We're studying him at school, turns out he had the most unbelievable inner hearing. He was getting random strokes of inspiration and could hear melodies played on various instruments in his head. He almost never wrote through improvisation (a few exceptions though, the most famous being "Für Elise")

So nothing really changed after he lost his hearing - he could still hear the melodies in his head and write them down. What a guy, eh?
#17
Quote by recondite11
Easy to say. But how can you LEARN hearing what someone plays. I mean: I can't. You than can say: practise. But that;s to easy to say I think. That's more like: I don't know exactly but that is what you can do.

Just practice, yes its easy to say, yes it takes a long time to do, but if you want to be a musician don't expect it to be all easy.

If you want to practice in it, just ask for tips.
For long you live and high you fly
But only if you ride the tide
And balanced on the biggest wave
You race toward an early grave.


Ben Hamelech
#18
Quote by BassistGal
Just practice, yes its easy to say, yes it takes a long time to do, but if you want to be a musician don't expect it to be all easy.

If you want to practice in it, just ask for tips.


I just did...
#19
^ Misunderstood your post then.

Get someone to play\record a simple melody for you on a piano, and try to figrue it out.
Once you can do it with one, go to another, and so on and so on, then move on to easy to recognize bass lines and riffs like: Memphis Soul Stew, Politician, etc..
And when you can do those without a flaw go for full songs.
For long you live and high you fly
But only if you ride the tide
And balanced on the biggest wave
You race toward an early grave.


Ben Hamelech
#20
Quote by BassistGal
^ Misunderstood your post then.

Get someone to play\record a simple melody for you on a piano, and try to figrue it out.
Once you can do it with one, go to another, and so on and so on, then move on to easy to recognize bass lines and riffs like: Memphis Soul Stew, Politician, etc..
And when you can do those without a flaw go for full songs.

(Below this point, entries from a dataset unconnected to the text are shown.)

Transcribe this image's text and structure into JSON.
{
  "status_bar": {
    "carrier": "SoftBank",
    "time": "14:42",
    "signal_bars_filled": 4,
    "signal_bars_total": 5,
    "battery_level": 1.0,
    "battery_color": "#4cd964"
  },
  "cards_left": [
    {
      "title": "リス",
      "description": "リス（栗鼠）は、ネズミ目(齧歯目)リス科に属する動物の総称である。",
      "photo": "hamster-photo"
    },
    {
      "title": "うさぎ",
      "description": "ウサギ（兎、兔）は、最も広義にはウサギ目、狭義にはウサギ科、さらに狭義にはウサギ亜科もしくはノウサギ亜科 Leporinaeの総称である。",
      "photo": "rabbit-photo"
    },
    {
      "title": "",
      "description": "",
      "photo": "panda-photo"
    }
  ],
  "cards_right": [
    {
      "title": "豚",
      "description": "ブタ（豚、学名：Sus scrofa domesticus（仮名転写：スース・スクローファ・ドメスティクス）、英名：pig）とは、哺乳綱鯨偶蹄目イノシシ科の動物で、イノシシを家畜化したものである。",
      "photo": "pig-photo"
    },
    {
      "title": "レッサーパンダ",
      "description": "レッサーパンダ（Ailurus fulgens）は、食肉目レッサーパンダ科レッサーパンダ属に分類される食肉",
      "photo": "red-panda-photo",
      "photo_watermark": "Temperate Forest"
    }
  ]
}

I take theory lessons on our local music school and we do stuff like that there. But I just can't hear it.
#21
Sly Taco hates practicing bass alone!!!! But when he does, he just usually plays unplugged watching tv. Just running scales up and down the neck not really paying attention to what im playing. Its more of improving stamina and muscle memory.
#22
Refine my playing technique so that i use the minimum muscles required to play, so that i have less to practice.

I mostly practice musically. I am confident enough in my technical ability, so i just practice ideas.
#23
listen man, alot of these guys abouve me here really know their s***, and one of the best ways to improve over all technique, is to just jam with the radio... that way, you know you dont know al lthe songs, u just wing it, go up and down the neck playing the bass line YOU would have made for the song...
(\__/)
(='.'=) This is Green Bunny. Copy and paste bunny into your
(")_(") signature to help him gain world domination


Member - Geddy Lee Fan Club -

Hartke 4x10, 400W VX cab
Hartke HA3500 350W head

Squire Custom JAZZ Bass (Midnight Blue)
#24
Quote by jazz_rock_feel
To the TS I say get a teacher. (S)He'll be able to point you in the right direction and guide you as you go. It's the best thing to do in my opinion.


Before I get on Bales and my favourite soap box. My personal practice is about 1/2 scales and music theory (shapes, arpeggios etc etc) and 1/2 improvising or learning new songs. I also tend to run through scales etc when watching TV , or when I am doing a similarly mundane activity like talking on the phone or waiting for dinner to cook.

Yes, I know everyone has heard it from Bales and I before, but a teacher can really be of value for setting up a practice routine and laying a foundation to build one concept upon another. For instance, I am working bass chords right now and if I didn't have scales, chord construction, arpeggio shapes down before it, I wouldn't really understand how to play them or use them effectively. At least with a teacher (personally) there is a method to the madness and you get to proficiency considerably quicker.

[EDIT] and I use either a metronome, a drum track or the live in residence drummer always. If you play well but your timing is poor, you are not a true bass player or musician.